Turkish Aerospace has revealed a full-scale mockup of its Hürjet advanced supersonic trainer/light attack platform. The company officially launched development of the jet-powered aircraft in August 2017 with the primary aim of replacing the Turkish Air Force’s fleet of around 70 Northrop T-38A Talons, although Turkish Aerospace (Chalet A31; Outdoor Exhibit OE29/30) expects the ultimate requirement to be higher and will offer the aircraft for export. First flight is planned for 2022 or 2023.
Intended primarily for advanced/lead-in fighter training duties, the Hürjet is also to be employed on “Red Air” adversary, light attack/close support and border surveillance missions, augmenting the air force’s fleet of F-16s. The mockup on display this week at the Farnborough Airshow is depicted with L-UMTAS laser-guided air-to-surface missile, Teber-81 and -82 laser/GPS-guided bombs, and the HGK-82 GPS/inertially-guided bomb.
Hürjet is intended to have a top speed of Mach 1.2 and a 13,710-m (45,000-foot) ceiling. A 6,000-kg (13,228-pound) payload is envisioned, including radar and electro-optical/infrared sensors. Avionics and other systems draw heavily on those developed for the Hürkus turboprop-powered trainer, which also has an armed version known as Hürkus-C.

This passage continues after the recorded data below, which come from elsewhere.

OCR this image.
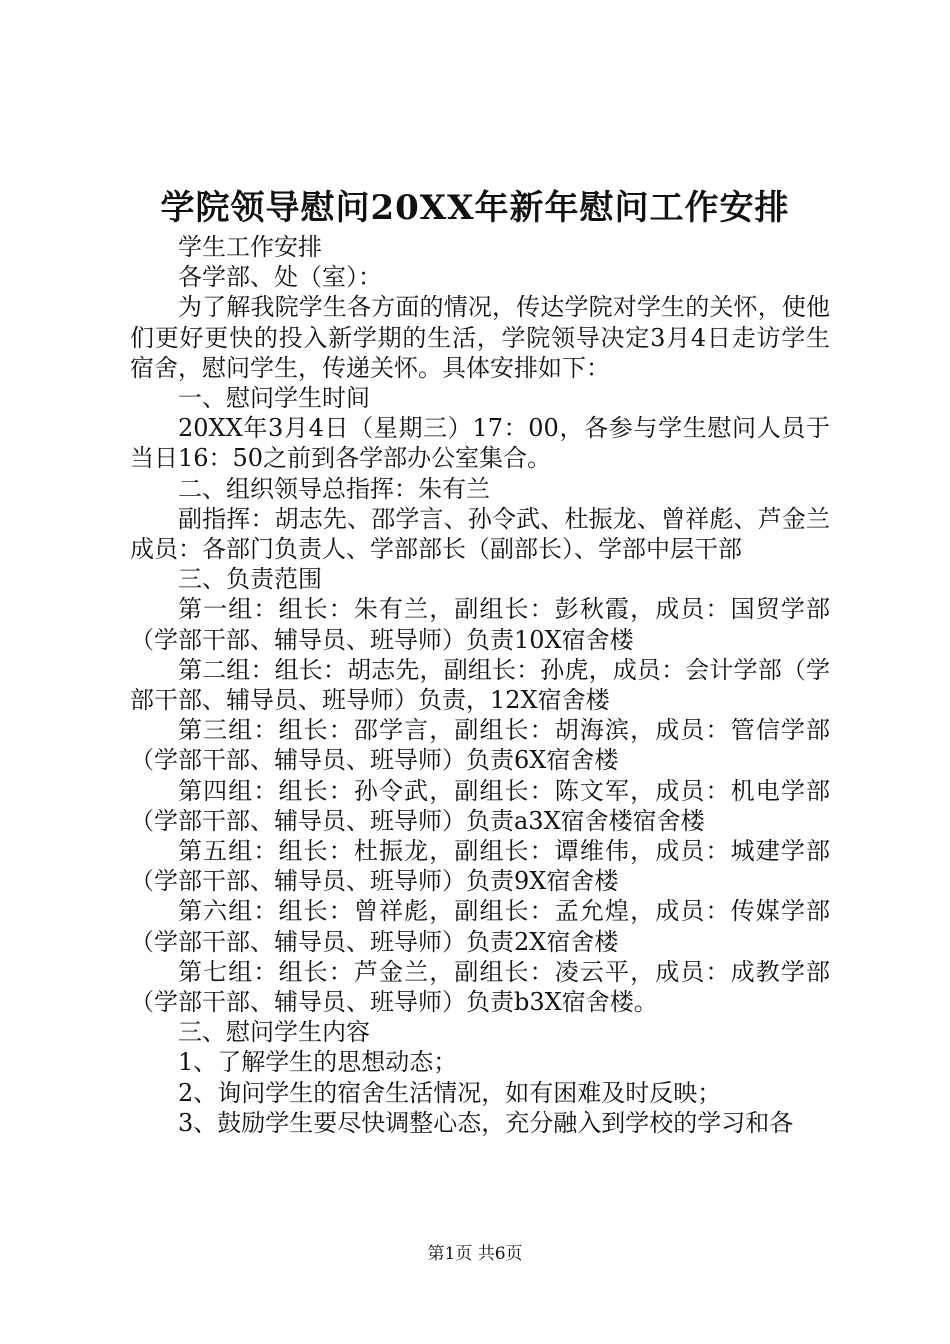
学院领导慰问20XX年新年慰问工作安排

学生工作安排

各学部、处（室）：

为了解我院学生各方面的情况，传达学院对学生的关怀，使他们更好更快的投入新学期的生活，学院领导决定3月4日走访学生宿舍，慰问学生，传递关怀。具体安排如下：

一、慰问学生时间

20XX年3月4日（星期三）17：00，各参与学生慰问人员于当日16：50之前到各学部办公室集合。

二、组织领导总指挥：朱有兰

副指挥：胡志先、邵学言、孙令武、杜振龙、曾祥彪、芦金兰成员：各部门负责人、学部部长（副部长）、学部中层干部

三、负责范围

第一组：组长：朱有兰，副组长：彭秋霞，成员：国贸学部（学部干部、辅导员、班导师）负责10X宿舍楼

第二组：组长：胡志先，副组长：孙虎，成员：会计学部（学部干部、辅导员、班导师）负责，12X宿舍楼

第三组：组长：邵学言，副组长：胡海滨，成员：管信学部（学部干部、辅导员、班导师）负责6X宿舍楼

第四组：组长：孙令武，副组长：陈文军，成员：机电学部（学部干部、辅导员、班导师）负责a3X宿舍楼宿舍楼

第五组：组长：杜振龙，副组长：谭维伟，成员：城建学部（学部干部、辅导员、班导师）负责9X宿舍楼

第六组：组长：曾祥彪，副组长：孟允煌，成员：传媒学部（学部干部、辅导员、班导师）负责2X宿舍楼

第七组：组长：芦金兰，副组长：凌云平，成员：成教学部（学部干部、辅导员、班导师）负责b3X宿舍楼。

三、慰问学生内容

1、了解学生的思想动态；

2、询问学生的宿舍生活情况，如有困难及时反映；

3、鼓励学生要尽快调整心态，充分融入到学校的学习和各

第1页 共6页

An indigenous advanced jet trainer has figured in Turkey’s planning for around a decade, with more detailed conceptual studies beginning around seven years ago. The first images of the project depicted a twin-fin, twin-engined design, similar to the joint Sierra Nevada Corporation/Turkish Aerospace Freedom Trainer that was pitched as a potential T-X candidate for the U.S. Air Force. More recently, images of a single-fin, single-engined Hürjet design have been released, and the mockup has been completed in this new configuration.